Sophie Truong is the mastermind behind Stitch and Tickle and a 2015 Craft Show artist.
How did you start working with leather? What drew you to this medium?
I'm a mixed media artist and over the last decade, my artwork became more and more tactile and almost inevitably involved stitching. So when I was looking for new ways to make a living a few years back (I had worked at the Museum of Fine Arts, Boston for years, doing product development for their shops), I knew it had to be something that I would make, by hand, and that involved some type of sewing. I experimented with textiles. One day, I couldn't find on the market a purse that I would want, so I decided to make myself a bag with some leather I had in the studio, and Stitch and Tickle was born. I fell in love with the tactile aspect of the material, the fact that it's organic and resistant, and that you could make products that are beautiful, long-lasting and functional.
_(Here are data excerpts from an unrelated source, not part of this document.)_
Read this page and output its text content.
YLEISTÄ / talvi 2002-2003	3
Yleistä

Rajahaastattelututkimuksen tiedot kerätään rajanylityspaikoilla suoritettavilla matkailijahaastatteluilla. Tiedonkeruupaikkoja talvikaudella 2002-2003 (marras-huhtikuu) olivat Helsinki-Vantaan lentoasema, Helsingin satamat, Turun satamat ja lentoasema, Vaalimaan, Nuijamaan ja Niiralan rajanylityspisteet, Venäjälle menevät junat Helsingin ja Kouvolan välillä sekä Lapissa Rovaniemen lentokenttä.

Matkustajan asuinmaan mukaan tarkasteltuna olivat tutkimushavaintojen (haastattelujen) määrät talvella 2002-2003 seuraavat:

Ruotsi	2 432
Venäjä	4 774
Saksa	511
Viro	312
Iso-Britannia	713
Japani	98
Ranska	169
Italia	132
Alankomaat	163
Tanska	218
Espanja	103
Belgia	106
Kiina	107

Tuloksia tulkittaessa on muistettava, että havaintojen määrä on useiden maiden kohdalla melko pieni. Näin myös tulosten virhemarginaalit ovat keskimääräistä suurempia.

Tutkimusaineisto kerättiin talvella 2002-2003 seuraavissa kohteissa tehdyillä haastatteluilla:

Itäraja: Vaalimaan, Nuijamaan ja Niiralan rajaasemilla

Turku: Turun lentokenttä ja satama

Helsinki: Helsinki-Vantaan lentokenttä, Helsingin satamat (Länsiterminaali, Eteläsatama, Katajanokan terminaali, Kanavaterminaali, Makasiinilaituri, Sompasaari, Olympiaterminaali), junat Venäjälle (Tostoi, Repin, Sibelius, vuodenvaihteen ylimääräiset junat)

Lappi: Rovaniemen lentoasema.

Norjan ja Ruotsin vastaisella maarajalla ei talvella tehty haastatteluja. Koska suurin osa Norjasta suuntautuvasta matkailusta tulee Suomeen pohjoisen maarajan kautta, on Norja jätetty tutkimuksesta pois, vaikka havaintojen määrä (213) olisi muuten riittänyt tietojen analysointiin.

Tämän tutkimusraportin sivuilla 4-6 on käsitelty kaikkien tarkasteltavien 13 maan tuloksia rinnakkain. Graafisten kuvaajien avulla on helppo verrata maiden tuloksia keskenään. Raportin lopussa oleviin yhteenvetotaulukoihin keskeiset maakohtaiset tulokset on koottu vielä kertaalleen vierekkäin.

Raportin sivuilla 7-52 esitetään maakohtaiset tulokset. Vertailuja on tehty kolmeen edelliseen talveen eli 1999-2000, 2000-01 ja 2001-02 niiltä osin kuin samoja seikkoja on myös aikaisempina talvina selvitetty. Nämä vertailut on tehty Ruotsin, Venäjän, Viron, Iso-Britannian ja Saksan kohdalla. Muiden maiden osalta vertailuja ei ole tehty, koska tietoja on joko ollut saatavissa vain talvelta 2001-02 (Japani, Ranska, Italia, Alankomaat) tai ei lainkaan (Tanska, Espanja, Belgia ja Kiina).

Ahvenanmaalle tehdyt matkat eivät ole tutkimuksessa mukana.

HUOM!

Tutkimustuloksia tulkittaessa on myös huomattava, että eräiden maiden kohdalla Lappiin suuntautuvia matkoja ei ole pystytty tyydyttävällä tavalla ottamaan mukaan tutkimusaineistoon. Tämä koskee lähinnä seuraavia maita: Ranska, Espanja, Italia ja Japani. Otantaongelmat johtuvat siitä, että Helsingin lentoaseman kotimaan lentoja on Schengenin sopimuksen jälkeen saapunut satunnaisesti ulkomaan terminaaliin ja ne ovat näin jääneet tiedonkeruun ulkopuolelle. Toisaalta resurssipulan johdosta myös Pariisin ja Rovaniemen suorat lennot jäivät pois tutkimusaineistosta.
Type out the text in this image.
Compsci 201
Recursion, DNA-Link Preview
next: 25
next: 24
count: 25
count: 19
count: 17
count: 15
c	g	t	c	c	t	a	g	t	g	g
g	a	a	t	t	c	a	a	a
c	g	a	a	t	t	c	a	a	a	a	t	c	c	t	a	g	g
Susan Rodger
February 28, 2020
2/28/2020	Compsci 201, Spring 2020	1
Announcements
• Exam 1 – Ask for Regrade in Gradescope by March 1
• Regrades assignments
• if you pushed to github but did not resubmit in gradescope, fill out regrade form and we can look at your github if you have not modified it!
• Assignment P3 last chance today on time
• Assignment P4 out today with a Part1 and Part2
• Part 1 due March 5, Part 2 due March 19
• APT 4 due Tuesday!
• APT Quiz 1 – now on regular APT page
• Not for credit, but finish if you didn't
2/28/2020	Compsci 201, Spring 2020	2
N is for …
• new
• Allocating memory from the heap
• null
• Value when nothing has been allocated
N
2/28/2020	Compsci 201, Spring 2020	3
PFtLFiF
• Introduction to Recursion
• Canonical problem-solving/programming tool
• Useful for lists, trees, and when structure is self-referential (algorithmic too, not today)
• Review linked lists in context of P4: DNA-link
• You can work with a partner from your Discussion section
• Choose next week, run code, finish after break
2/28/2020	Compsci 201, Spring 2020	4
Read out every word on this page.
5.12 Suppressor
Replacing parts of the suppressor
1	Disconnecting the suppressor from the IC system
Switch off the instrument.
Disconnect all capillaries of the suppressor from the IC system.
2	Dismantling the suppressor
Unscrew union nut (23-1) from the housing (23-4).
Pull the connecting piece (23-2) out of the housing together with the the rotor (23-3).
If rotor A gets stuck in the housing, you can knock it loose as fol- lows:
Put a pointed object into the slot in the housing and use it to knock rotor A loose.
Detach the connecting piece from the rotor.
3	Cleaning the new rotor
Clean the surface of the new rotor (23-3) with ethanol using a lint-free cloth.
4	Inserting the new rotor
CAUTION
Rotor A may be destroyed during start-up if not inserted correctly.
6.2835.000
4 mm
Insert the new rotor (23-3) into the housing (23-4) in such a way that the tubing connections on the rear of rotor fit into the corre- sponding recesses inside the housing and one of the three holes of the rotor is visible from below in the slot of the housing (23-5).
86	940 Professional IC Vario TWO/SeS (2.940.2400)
What were some of your early experiments, and what did you learn from them?
I started making bags right away but quickly figured out it wasn't going to be easy without any formal training or equipment. Classes were scarce so I had to research online and in books. I'm pretty much self-taught. The biggest challenge for me was that learning curve as I often felt I was reinventing the wheel. I still use very few machines and that can be challenging when it comes to executing designs for which you need special equipment. But dealing with those limitations has helped me develop my own style. I've always favored things that are simply designed and well made, and that show the hand of the maker.
Another challenge has been sourcing the right leathers. You can have a design in mind but if you don't find the appropriate leather, the bag will come out very different from the initial idea. So I've had to work with that while still developing a style of my own.
What is the sign of highest quality when it comes to leather work? What are some consumer misconceptions about it?
Because leather is an organic material, it comes with some imperfections such as scars, insect bites, stretch marks, etc. Those often remain visible in full grain (top quality) leathers and, in my opinion, add character to the finished product. However, some customers are used to manufactured bags produced by the fashion industry where natural marks are discarded, generating huge waste. I personally want to minimize waste and believe that while doing so, you can still make bags that are beautiful. And I hope to slowly change that misconception about flaws.
What has surprised you about your own work, and/or people's reactions to it?
The most amazing thing has been the customer's response! People have really responded positively to the quality, aesthetic and simplicity of the designs, and their continued support is truly humbling.